The students erupted again in the final seconds of regulation on Monday, as De’Andre Hunter hit the 3-pointer that would tie the game and send the national championship into overtime.
“During overtime, we were all incredibly stressed, but once we started making free throws, the student section started getting really hype,” Thielsch said. “I can easily say it was a blessing to be there. … It has been (and most likely will always be) my favorite UVA sports moment.” Asked what they liked most about this year’s team, the three students quickly referred to what would become a common theme of the weekend: resilience.
“After last year, all of us are calling this the ‘redemption season,’” Thielsch said, referring to UVA’s shocking first-round loss in the 2018 NCAA Tournament. “It’s a really cool story, going from losing to a 16-seed to the national championship, that could essentially dictate the future of the program.”
Thielsch himself was proof that the grace with which the team handled that defeat – from Coach Tony Bennett to the players to the staff – made an impression on the larger student body, and on younger students like Thielsch. He still remembers something Kyle Guy said about it.

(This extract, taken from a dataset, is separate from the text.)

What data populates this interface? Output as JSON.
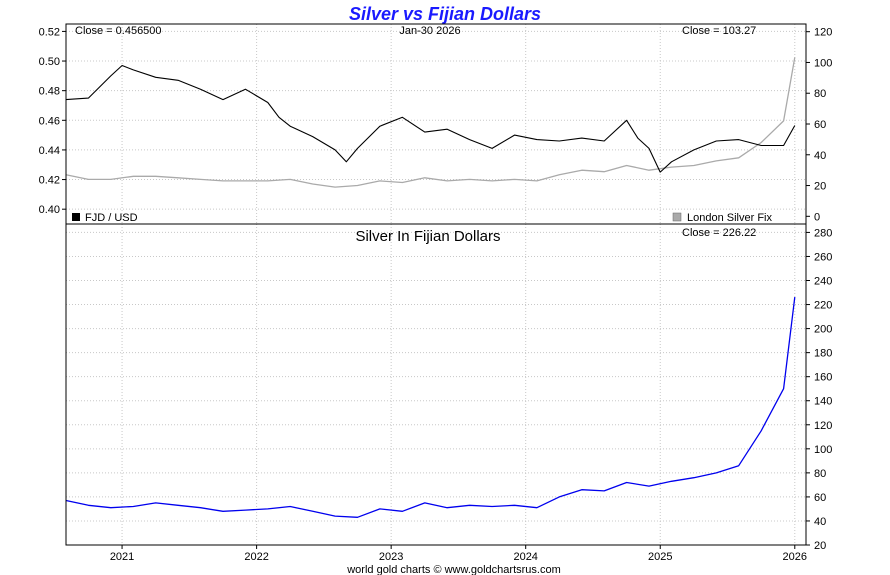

“I saw a video of Kyle Guy, and he said that loss has become part of the story,” something that the players learned from and used to fuel their own storybook ending, he said. “I thought that was really cool.”
An Extra-Special UVA Connection
A few feet away from Thielsch and his friends, behind the CBS set in the atrium of the team’s hotel Monday, alumnus Chris Duffy stood with his two young sons, James and Henry.
Duffy, who now lives in New York City, graduated from the University in 1994. He became a basketball fan as a student and has cheered the team on ever since.